Thrombose-Prophylaxe

Die Beine sind am weitesten vom Herzen entfernt und liegen außerdem noch unterhalb des Herzens, deshalb muss das Blut in den Beinen sogar entgegen der Schwerkraft fließen.

Krankheitsbild: Thrombose
Der Abfluss des Blutes aus den Beinen erfolgt über oberflächliche und tiefe Venen. Beim Rücktransport zum Herz muss das Blut gegen die Schwerkraft nach oben befördert werden. Die Pumpleistung des Herzens wird durch die Muskelpumpe unterstützt. Sie kommt zum Einsatz, wenn die Beinmuskeln, insbesondere in den Waden, sich beim Gehen anspannen und benachbarte Venen zusammenpressen. So wird das Blut nach oben aus den Venen herausgedrückt. Venenklappen, die wie Ventile funktionieren, verhindern dabei den Rückfluss des Blutes.

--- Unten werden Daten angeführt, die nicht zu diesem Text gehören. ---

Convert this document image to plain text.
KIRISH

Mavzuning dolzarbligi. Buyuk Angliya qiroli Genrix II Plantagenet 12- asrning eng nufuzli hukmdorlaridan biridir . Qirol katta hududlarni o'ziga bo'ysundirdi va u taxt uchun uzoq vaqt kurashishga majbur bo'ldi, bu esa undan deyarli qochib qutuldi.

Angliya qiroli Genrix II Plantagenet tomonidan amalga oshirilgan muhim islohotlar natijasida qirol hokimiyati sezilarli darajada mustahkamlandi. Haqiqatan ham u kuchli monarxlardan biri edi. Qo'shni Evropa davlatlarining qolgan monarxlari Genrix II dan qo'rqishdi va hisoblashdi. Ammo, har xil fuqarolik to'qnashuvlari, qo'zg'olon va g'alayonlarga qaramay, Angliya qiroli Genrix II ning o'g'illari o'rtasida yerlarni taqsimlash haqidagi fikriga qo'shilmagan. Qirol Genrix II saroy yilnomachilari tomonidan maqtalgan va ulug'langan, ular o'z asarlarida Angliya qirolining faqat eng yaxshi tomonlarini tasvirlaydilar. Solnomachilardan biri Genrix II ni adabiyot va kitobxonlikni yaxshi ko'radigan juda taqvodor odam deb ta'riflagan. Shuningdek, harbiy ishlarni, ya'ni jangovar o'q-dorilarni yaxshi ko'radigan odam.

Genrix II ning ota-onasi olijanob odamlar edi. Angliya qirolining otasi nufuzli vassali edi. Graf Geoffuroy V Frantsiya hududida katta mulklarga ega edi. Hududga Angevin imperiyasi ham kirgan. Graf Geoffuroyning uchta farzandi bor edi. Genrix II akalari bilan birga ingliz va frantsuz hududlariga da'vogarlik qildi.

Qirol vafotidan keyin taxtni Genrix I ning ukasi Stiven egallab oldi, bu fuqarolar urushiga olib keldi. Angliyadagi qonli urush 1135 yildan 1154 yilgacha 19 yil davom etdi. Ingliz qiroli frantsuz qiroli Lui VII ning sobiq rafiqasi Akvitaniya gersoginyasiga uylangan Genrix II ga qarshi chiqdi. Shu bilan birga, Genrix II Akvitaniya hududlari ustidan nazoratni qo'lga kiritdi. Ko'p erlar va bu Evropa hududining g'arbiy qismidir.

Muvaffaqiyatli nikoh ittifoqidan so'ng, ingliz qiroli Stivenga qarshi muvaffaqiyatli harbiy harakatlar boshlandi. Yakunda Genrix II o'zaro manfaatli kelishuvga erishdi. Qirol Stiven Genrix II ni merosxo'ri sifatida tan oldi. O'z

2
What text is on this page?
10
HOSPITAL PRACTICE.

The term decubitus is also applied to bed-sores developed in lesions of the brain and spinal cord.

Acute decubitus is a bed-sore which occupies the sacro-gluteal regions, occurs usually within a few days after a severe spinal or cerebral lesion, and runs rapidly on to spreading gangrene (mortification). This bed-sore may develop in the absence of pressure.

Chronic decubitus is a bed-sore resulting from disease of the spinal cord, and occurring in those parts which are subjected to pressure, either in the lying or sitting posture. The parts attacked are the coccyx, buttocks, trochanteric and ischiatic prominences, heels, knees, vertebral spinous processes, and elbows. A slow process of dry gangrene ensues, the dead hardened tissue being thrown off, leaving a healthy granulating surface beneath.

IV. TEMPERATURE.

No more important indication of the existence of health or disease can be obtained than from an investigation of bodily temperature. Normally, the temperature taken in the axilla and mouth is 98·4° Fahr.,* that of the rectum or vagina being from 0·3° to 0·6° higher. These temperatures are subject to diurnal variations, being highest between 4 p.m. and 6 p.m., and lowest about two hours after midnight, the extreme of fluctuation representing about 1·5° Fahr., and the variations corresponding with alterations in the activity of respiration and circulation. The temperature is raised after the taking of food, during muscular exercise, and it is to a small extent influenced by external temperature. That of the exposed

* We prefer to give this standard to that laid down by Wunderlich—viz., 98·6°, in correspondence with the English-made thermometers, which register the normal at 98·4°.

Sinkt die Strömungsgeschwindigkeit des Blutes, kommt es zu Stauungen in den Beinen. Eine anhaltende Überdehnung führt dazu, dass die Venenklappen nicht mehr richtig schließen, was den Stau in den Beinen noch verschlimmert. Lebensgefährlich wird es, wenn sich in den tiefen Beinvenen Gerinnsel (Thromben) bilden, die den Blutfluss behindern oder ganz blockieren. Eine tödliche Lungenembolie droht, wenn sich das Gerinnsel löst und vom Blutstrom in die Lunge geschwemmt wird. In Deutschland sterben pro Jahr rund 40.000 Menschen an den Folgen einer Lungenembolie.

Innovative Technologie
Eine Innovation in der physikalischen Prophylaxe stellt die kombinierte Therapie mit Medizinischen Thromboseprophylaxestrümpfen (MTS) und der Intermittierenden pneumatischen Kompression (IPK) dar. Bei der IPK werden aufblasbare Manschetten mit drei Luftkammern vor einer Operation um die Beine des Patienten gelegt. Sie werden während der gesamten Operation und auch danach abwechselnd und aufsteigend vom Knöchel zur Leiste hin mit Luft gefüllt und wieder entleert. Die daurch entstehenden wiederkehrenden Druckwellen pressen das Blut aus den tiefen Beinvenen. Die Imitation der natürlichen Muskelpumpe sorgt für einen effektiven Abtransport des Blutes zum Herzen. Sensoren in den Manschetten überprüfen zudem regelmäßig den Füllstatus in den Venen und ermöglichen ein individuelles Timing der Kompressionszyklen. Während der Operation und danach, aber auch bei längerer Bettlägerigkeit, kann das Thromboserisiko so entscheidend reduziert werden.